Pesquisadores estão à beira de criar um exame de sangue simples que pode identificar a doença de Alzheimer e avaliar o risco de seu desenvolvimento futuro. Isso eliminaria a necessidade de procedimentos caros, como punções lombares e tomografias para o diagnóstico. No ano passado, um projeto britânico milionário foi iniciado com o objetivo de possibilitar um diagnóstico rápido ao longo de um período de cinco anos.

Atualmente, os cientistas estão explorando a possibilidade de usar um exame de sangue já disponível comercialmente para detectar o Alzheimer com a mesma precisão que uma punção lombar, ou até mesmo com maior precisão. O principal pesquisador desse novo exame é Nicholas Ashton, da Universidade de Gotemburgo, que relatou resultados com implicações significativas. Ele e sua equipe baseiam-se em estudos que indicaram uma desaceleração no declínio cognitivo com o uso dos medicamentos donanemabe e lecanemabe.

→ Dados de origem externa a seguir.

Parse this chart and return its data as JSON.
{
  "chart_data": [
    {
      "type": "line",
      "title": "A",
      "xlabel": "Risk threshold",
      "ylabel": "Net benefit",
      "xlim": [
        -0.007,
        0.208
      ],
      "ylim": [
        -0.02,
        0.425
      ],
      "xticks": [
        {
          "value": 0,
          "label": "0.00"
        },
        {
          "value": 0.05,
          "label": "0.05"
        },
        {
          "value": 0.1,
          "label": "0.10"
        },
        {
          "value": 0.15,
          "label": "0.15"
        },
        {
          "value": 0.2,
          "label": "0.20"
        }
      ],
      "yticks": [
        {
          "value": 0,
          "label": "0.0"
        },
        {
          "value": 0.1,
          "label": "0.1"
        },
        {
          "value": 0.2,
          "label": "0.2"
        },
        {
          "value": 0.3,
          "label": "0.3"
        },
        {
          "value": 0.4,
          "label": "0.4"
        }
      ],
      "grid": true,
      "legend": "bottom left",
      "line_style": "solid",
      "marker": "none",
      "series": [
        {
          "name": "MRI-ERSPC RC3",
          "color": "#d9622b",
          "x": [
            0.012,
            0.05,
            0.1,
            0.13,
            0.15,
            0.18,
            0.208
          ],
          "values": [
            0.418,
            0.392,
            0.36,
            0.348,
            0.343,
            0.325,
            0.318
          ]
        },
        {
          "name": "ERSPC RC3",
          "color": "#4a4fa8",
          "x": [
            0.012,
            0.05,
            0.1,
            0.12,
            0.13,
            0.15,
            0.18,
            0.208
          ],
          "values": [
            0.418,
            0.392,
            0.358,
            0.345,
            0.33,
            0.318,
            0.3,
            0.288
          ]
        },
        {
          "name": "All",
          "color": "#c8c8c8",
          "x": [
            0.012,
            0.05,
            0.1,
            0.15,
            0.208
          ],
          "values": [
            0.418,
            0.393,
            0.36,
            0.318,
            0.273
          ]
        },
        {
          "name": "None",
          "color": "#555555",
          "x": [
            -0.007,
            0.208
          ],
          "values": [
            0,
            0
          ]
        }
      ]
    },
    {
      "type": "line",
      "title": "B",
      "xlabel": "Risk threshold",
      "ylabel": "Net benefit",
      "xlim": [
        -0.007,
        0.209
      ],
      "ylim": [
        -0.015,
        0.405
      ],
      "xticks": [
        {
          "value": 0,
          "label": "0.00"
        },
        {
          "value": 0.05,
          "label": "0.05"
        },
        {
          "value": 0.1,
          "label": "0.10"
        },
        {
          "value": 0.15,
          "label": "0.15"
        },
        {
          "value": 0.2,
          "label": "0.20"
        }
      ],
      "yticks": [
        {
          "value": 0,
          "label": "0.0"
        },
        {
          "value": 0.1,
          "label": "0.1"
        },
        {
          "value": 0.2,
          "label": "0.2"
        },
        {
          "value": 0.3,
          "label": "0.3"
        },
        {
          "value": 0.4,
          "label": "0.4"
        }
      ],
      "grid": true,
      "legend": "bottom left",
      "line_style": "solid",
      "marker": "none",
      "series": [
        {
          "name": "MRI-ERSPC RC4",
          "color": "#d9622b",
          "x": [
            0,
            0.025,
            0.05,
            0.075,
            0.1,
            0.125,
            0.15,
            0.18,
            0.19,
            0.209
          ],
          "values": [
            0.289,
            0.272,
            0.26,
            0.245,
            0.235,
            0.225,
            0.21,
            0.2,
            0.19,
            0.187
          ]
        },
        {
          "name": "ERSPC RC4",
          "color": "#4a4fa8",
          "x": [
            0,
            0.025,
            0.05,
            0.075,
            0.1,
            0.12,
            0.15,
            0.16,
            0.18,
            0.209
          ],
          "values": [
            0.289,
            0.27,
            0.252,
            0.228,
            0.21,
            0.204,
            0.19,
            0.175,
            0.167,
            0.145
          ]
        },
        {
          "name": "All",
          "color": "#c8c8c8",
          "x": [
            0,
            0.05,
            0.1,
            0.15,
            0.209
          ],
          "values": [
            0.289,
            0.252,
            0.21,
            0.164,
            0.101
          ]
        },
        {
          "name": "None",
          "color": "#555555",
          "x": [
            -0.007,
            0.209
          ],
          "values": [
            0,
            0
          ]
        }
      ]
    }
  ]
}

Os pesquisadores afirmam que para receber os novos medicamentos, é necessário primeiro confirmar a presença de amiloides no cérebro, um sinal da doença de Alzheimer. No entanto, realizar punções lombares e escaneamentos cerebrais em todas as pessoas com potencial para desenvolver a doença em todo o mundo é praticamente impossível.

Aqui entra o potencial do exame de sangue. Mesmo na ausência dos medicamentos, o teste rápido seria útil, pois é crucial determinar se a demência de uma pessoa é causada pelo Alzheimer ou não, oferecendo um direcionamento mais preciso para o tratamento da patologia.

Publicado no periódico científico JAMA Neurology, o estudo dos autores revelou que a proteína p-tau217, um biomarcador conhecido para verificar mudanças no cérebro associadas ao Alzheimer, pode ser medida através do sangue. Essa medida pode diferenciar a doença de outros processos neurodegenerativos e até mesmo detectá-la em casos de problemas cognitivos leves. Para simplificar o exame, os cientistas estudaram o teste sanguíneo ALZpath.

Foram analisados dados de diferentes testes clínicos nos Estados Unidos, Canadá e Espanha, envolvendo 786 pessoas, com ou sem problemas cognitivos. Todos haviam passado por punções lombares ou tomografias por emissão de pósitrons (PET) para detectar amiloides e proteínas tau no cérebro, marcadores importantes da doença.

Os resultados foram comparados com os do exame de sangue ALZpath, demonstrando uma precisão tão boa quanto a dos testes mais caros e, em alguns casos, até superior às medições de atrofia cerebral. Foi possível diagnosticar corretamente 80% dos pacientes apenas com o exame de sangue, eliminando a necessidade de outras investigações. Isso abre a possibilidade de realizar testes sanguíneos em toda a população acima dos 50 anos a cada poucos anos, da mesma forma que é feito com o colesterol elevado.